Pour les 18 derniers mois, on est intervenus pour à peu près 125 évènements majeurs au Québec et au Canada. Dans un fort pourcentage, ce sont des cyberextorsions, donc utilisant un rançongiciel où il y avait demande de rançon au bout du compte.

Récemment, la source initiale de compromission était la fameuse faille sur les serveurs Microsoft Exchange, qui est l’ancêtre d’Office 365, le fameux serveur de courriels qui était implanté dans 98 % des entreprises. À l’époque, tout le monde avait des serveurs Exchange et il y a encore des reliquats, il y a encore des entreprises qui ont des serveurs Exchange en production.

Dans les trois ou quatre derniers mois, les deux tiers des attaques de type rançongiciel ou cyberextorsion ont été menées par l’entremise de cette faille, qui existe dans le code depuis longtemps, mais qui a été découverte et démocratisée cette année. Juste un peu avant, il y avait des failles dans les pare-feu. C’est un mixte, souvent, c’est un contexte, ce n’est pas toujours une faille qui est exploitée, une seule faiblesse. C’est souvent un cumul de faiblesses qui va mener au succès d’une attaque.

Vous parlez d’une faille « démocratisée ». Donc, à partir du moment où elle a été rendue publique, ça a entraîné une deuxième vague de pirates qui l’ont découverte et se sont approprié les outils pour l’exploiter ?

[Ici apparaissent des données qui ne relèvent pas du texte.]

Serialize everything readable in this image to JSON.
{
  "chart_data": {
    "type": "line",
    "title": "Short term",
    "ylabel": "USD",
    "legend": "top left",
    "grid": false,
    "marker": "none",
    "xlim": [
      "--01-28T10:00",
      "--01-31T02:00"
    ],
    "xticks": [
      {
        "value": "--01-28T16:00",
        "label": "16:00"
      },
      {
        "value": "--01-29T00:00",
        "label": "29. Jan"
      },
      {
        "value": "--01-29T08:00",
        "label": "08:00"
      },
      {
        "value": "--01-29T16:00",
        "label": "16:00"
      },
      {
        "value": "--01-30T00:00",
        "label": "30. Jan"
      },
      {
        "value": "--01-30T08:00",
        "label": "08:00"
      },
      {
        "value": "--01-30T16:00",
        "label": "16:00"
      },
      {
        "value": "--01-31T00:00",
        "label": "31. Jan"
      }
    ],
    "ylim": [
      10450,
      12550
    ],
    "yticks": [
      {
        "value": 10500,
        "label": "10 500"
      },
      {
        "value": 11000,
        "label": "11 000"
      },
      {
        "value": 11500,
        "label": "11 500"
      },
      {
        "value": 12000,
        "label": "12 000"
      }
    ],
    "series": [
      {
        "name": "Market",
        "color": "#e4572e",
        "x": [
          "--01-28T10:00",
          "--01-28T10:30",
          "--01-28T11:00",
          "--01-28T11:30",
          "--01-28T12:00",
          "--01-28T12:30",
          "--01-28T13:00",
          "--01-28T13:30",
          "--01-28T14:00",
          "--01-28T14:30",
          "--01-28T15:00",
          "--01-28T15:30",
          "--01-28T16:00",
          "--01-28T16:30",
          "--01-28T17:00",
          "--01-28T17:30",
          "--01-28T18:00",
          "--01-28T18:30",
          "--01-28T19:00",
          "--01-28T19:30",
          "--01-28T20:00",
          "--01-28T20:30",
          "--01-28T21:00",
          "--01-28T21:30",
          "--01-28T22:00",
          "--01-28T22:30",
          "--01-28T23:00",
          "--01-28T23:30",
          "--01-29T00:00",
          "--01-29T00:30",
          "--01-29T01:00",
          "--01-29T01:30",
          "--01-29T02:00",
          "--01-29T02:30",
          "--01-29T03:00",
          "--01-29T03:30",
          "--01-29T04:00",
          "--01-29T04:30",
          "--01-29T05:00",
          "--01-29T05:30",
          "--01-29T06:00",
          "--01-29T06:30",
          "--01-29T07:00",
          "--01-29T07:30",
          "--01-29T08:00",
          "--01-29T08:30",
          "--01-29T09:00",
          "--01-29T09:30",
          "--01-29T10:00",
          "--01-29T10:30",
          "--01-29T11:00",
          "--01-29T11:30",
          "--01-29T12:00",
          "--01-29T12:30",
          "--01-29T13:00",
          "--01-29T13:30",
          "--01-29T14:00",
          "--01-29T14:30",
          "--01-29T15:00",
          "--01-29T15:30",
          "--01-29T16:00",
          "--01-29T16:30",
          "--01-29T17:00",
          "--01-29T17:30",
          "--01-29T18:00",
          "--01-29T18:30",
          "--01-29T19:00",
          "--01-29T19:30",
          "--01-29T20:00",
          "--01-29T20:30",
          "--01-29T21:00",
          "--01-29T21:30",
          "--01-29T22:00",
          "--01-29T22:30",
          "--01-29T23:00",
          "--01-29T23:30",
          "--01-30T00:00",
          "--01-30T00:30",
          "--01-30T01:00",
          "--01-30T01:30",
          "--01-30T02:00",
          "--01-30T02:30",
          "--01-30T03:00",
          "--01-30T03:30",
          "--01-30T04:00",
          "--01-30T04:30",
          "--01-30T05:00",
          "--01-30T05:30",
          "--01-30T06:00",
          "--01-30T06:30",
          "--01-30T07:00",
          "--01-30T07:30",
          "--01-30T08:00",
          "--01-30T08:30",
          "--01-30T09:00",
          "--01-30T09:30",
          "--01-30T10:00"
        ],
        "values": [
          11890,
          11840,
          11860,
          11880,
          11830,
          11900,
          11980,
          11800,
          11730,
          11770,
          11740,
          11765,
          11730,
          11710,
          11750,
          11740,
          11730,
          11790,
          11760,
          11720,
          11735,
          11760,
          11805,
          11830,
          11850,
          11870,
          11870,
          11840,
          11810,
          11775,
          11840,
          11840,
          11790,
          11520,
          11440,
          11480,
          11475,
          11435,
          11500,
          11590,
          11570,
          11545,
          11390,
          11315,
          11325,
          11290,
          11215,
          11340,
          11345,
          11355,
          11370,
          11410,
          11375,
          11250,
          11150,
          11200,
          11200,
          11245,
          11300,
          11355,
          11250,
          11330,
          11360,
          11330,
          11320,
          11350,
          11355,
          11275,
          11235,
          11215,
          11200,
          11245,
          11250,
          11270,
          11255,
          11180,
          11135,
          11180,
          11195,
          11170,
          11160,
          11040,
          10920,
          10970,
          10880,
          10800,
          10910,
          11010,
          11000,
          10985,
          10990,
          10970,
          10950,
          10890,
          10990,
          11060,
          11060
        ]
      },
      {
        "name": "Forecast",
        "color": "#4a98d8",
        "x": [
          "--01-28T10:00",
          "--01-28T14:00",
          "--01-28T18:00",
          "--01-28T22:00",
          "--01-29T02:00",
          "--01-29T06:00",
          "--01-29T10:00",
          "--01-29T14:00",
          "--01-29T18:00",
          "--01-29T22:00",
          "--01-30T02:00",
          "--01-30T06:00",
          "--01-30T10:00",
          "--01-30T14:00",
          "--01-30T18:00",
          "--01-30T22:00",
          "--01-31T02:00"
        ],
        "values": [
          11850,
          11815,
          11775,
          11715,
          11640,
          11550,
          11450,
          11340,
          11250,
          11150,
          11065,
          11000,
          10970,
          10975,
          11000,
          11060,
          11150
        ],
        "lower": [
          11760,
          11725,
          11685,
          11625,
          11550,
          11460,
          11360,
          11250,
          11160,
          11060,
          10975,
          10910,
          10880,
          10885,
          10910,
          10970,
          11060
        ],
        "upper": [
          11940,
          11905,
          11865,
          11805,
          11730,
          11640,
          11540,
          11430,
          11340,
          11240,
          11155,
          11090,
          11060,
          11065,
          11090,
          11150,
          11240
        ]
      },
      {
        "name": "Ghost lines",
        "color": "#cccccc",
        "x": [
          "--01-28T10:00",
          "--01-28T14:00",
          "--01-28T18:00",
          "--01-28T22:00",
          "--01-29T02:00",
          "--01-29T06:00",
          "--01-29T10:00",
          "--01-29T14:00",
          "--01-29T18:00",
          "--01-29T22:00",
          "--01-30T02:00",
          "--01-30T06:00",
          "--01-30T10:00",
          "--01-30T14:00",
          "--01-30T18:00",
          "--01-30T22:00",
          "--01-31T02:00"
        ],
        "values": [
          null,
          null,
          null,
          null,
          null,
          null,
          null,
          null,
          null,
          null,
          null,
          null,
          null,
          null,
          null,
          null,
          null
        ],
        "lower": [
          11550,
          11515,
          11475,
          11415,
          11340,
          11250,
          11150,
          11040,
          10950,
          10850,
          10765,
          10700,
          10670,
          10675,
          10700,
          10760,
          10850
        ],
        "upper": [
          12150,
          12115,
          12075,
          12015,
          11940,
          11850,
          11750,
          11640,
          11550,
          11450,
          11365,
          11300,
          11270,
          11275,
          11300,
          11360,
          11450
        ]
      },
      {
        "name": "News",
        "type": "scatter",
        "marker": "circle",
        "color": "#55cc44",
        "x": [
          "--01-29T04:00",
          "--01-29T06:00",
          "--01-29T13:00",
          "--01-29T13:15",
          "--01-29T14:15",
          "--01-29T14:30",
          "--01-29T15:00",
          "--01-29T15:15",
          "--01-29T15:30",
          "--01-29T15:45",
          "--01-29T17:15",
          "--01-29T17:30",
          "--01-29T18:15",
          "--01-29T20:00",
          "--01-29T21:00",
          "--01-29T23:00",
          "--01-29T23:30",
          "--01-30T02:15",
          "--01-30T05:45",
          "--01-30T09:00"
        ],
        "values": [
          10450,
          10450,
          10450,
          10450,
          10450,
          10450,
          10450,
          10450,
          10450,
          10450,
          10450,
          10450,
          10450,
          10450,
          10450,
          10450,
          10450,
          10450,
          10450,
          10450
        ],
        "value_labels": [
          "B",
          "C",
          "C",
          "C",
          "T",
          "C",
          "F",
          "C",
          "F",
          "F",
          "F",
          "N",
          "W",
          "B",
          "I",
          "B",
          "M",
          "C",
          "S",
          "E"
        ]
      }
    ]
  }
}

Exactement. Chez les cybercriminels, il y a divers groupes d’acteurs. Il y en a qui vont se spécialiser pour compromettre des actifs et installer une porte dérobée. C’est comme un VPN inversé, un logiciel installé sur la machine qui, elle, contacte le serveur de l’attaquant, ou carrément s’affiche sur l’internet en disant : « Voici, c’est une porte ouverte. » Souvent, les attaquants vont installer une porte dérobée et vont ensuite revendre cet accès à d’autres groupes qui, eux, vont l’exploiter.

Il y a donc une spécialisation des tâches chez les cybercriminels ?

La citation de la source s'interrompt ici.